Her enthusiasm was well warranted. In its awards competititon for TV, radio, and new media, the Writers Guild of America, the union for professional television and motion picture writers, honored the writers of the popular Amazon series Transparent with nominations for best comedy series, best new series, and best single episode of a comedy, "The Wilderness" by Ethan Kuperberg.
In addition to Soloway and Kuperberg, Bridget Bedard, Micah Fitzerman-Blue, Noah Harpster, Ali Liebegott, and Faith Soloway shared the nominations in the comedy and new series categories.
Also honored with nominations today for best comedy series: Orange Is the New Black, the Netflix series that stars LGBT actors Laverne Cox and Lea DeLaria. An OITNB script by Nick Jones, "Low Self Esteem City" was also nominated in the single-episode category. Among the nominees on the writing staff is Lauren Morelli, who made headlines last year when she filed for divorce from her husband of two years and started dating Samira Wiley, who plays Poussey on the series.
The other OITNB writers nominated are Stephen Falk, Sian Heder, Tara Herrmann, Sara Hess, Jenji Kohan, Alex Regnery, and Hartley Voss.
Another LGBT-inclusive Netflix series, House of Cards, received a best drama series nomination. Wrtiers include Bill Cain, Laura Eason, Sam R. Forman, William Kennedy, Kenneth Lin, John Mankiewicz, David Manson, Beau Willimon.
Five writers from ABC's long-running Modern Family were nominated for their work on two episodes of the comedy series: Rick Wiener and Kenny Schwartz for "The Cold," and Abraham Higginbotham, Steven Levitan, and Jeffrey Richman for "Three Dinners."

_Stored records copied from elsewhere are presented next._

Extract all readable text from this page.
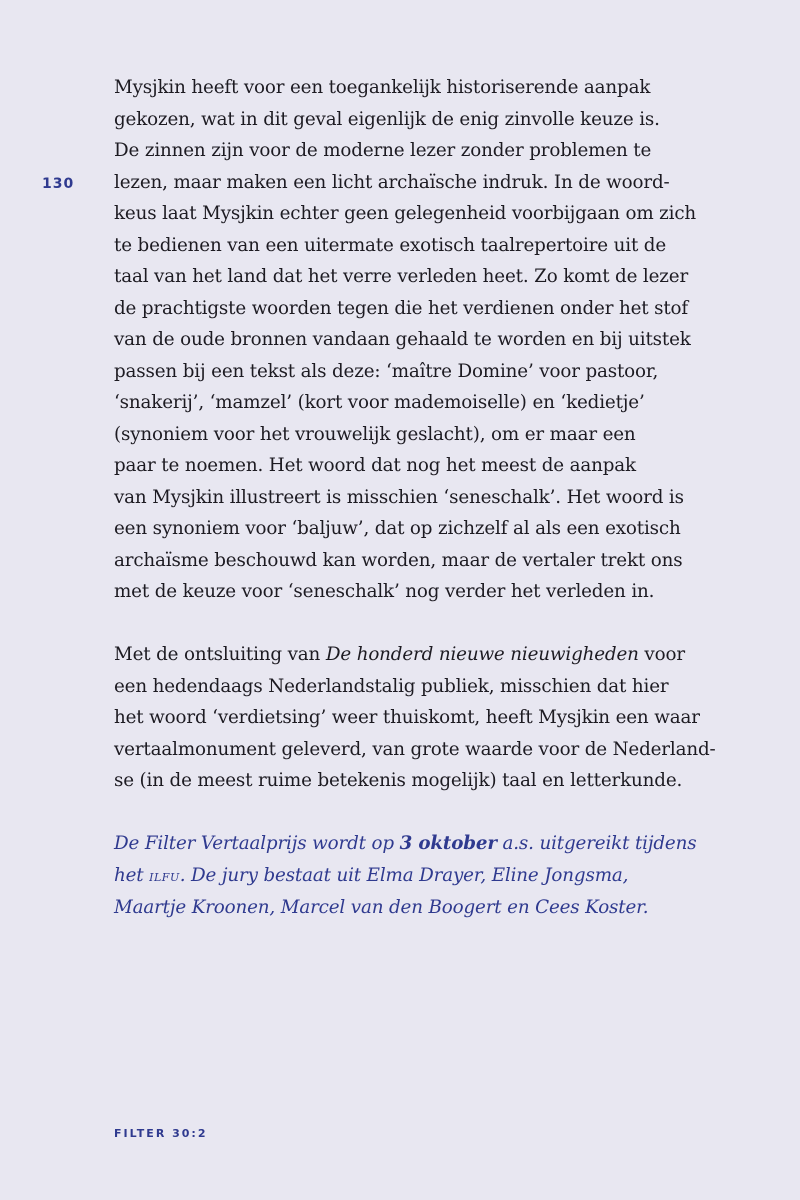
130

Mysjkin heeft voor een toegankelijk historiserende aanpak
gekozen, wat in dit geval eigenlijk de enig zinvolle keuze is.
De zinnen zijn voor de moderne lezer zonder problemen te
lezen, maar maken een licht archaïsche indruk. In de woord-
keus laat Mysjkin echter geen gelegenheid voorbijgaan om zich
te bedienen van een uitermate exotisch taalrepertoire uit de
taal van het land dat het verre verleden heet. Zo komt de lezer
de prachtigste woorden tegen die het verdienen onder het stof
van de oude bronnen vandaan gehaald te worden en bij uitstek
passen bij een tekst als deze: ‘maître Domine’ voor pastoor,
‘snakerij’, ‘mamzel’ (kort voor mademoiselle) en ‘kedietje’
(synoniem voor het vrouwelijk geslacht), om er maar een
paar te noemen. Het woord dat nog het meest de aanpak
van Mysjkin illustreert is misschien ‘seneschalk’. Het woord is
een synoniem voor ‘baljuw’, dat op zichzelf al als een exotisch
archaïsme beschouwd kan worden, maar de vertaler trekt ons
met de keuze voor ‘seneschalk’ nog verder het verleden in.

Met de ontsluiting van De honderd nieuwe nieuwigheden voor
een hedendaags Nederlandstalig publiek, misschien dat hier
het woord ‘verdietsing’ weer thuiskomt, heeft Mysjkin een waar
vertaalmonument geleverd, van grote waarde voor de Nederland-
se (in de meest ruime betekenis mogelijk) taal en letterkunde.

De Filter Vertaalprijs wordt op 3 oktober a.s. uitgereikt tijdens
het ilfu. De jury bestaat uit Elma Drayer, Eline Jongsma,
Maartje Kroonen, Marcel van den Boogert en Cees Koster.

FILTER 30:2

Larry Kramer received a nomination for his adaptation of his award-winning play about the early days of the AIDS crisis, The Normal Heart, for HBO. Kramer's teleplay was nominated in the long form adaptation category. HBO's popular and gay-inclusive Game of Thrones received best drama series and single-episode nods.
Among the traditional broadcast TV networks, NBC stood out as the only one whose news division was not nominated in any category. And CBS was the only traditional network with a nomination for prime-time series writing. The Good Wife garnered a best drama nomination for its writing team, which includes Leonard Dick, Keith Eisner, Matthew Hodgson, Ted Humphrey, Michelle King, Robert King, Erica Shelton Kodish, Matthew Montoya, Luke Schelhaas, Nichelle Tramble Spellman, Craig Turk, and Julia Wolfe, and also a nod in the single-episode category from drama.
The NBC soap operat Days of Our Lives, which this year featured soapdom's first wedding of two men, is nominated in the daytime drama category.
The awards will be presented in simultaneous ceremonies in New York and Los Angeles February 14.